Eski Türk filmlerindeki gibi başımı cama çevirip, "Beni kovuyor musun yani?" diye sordum.

"O ne demek?" dedi.

"Hani ölene dek senin şoförün olacaktım? Hani hiç ayrılmayacaktık?"

Gülerek, " Üff salak." deyip arabadan inmişti. Ben de peşinden inip arabayı kilitledim. "Nereye gidiyoruz?"

"Ekonomi'ye."

"Orası neresi?" diye sordum.

"Ekonomi Dünyası. Bu kadar aydır İskenderun'lusun Ekonomi'yi bilmiyorsun. Cık cık ayıp be."

'Şş.'leyerek onu susturdum. Öylesine bir marketin önünde durduğumuzda burasının bahsettiği yer olduğunu anlamıştım.

Bir de sanırım burası market değildi.

Onu takip etmeye devam ederek otomatik kapıdan içeri girdim. Ben etraftaki boş ,tamamen boş, şeylere bakarken Yağmur kasiyerle konuşuyordu. Yanımdan geçerken bir dakika işareti yapıp merdivenlerden çıktı. Geri geldiğindeyse elinde mini bir megafon tutuyordu.

"Beni ürkütüyorsun." dedim ciddi olmayan bir şekilde.

Cevap vermeden sırıtmaya devam edip kasaya yürüdü. Yanına geldiğimde cüzdanıma giden elime vurarak -bunu birkaç yüz defa tekrar etmiştik- parayı benim vermemi engelledi. Sonunda boğucu ve boş şeylerin merkezi olan 'marketten' çıktığımızda Yağmur elindeki megafonu deniyordu.

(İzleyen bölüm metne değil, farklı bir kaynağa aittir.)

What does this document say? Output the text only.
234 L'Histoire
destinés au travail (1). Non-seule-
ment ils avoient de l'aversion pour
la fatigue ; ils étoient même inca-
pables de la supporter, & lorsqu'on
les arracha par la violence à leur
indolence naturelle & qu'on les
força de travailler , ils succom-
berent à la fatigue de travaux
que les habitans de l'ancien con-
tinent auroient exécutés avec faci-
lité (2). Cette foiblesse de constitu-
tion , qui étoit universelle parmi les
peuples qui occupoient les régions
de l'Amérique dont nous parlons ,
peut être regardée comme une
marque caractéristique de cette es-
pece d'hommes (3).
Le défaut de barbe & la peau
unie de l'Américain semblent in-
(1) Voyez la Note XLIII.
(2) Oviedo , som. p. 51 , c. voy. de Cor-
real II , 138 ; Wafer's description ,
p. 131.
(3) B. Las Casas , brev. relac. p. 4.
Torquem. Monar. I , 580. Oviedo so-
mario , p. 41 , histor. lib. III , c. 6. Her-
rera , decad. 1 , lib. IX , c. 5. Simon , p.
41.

Çalıştırmayı başarıp megafona doğru, "Aaaa," sesi çıkardı. Gerçekten de işe yaramıştı. Yanımızdaki amcaların bakışları bize çevrilmişti.

"Ne yapacağız bununla?" dedim.

"Havuzlu'ya gideceğiz."

"Şuraya yani." Elimle az ilerimizdeki çarşıyı gösterdim.

Başını sallayıp gülümsedi. "Aslında oraya kadar beklememize hiç gerek yok. Şimdi başlayabiliriz. Beni sırtına alsana."

Gözlerimi kıstım. "Neden?"

" Çok soru soruyorsun Savaş," dedi nefesini verirken, Hadi bana güven de biraz eğlenelim."

Birkaç saniye yüzünü inceledikten sonra bir şey demeden arkamı dönüp sırtıma çıkması için önünde eğildim.

Kıkırdayarak boynuma sarılırken bacaklarını kollarımla destekledim. Megafonu tutan elini boynumdan çekince nefes alabilmiştim. Doğrulup bana komut vermesini beklemeye başladım.

"Deh Rüzgar! Koş Oğlum!" Bir an bacaklarını onu düşürecekmiş gibi bıraktığımda çığlık atıp boynuma daha çok sarıldı.

"Üf iyi tamam. Yürü hadi Havuzlu'ya doğru."

Dediğini yapıp yürümeye başladım. Bütün herkesin dikkatini çekiyorduk. Sonra Yağmur tabi ki insanların dikkatini daha çok çekecek bir şey yaptı. Megafonu tekrar açmasının sesini duymuştum.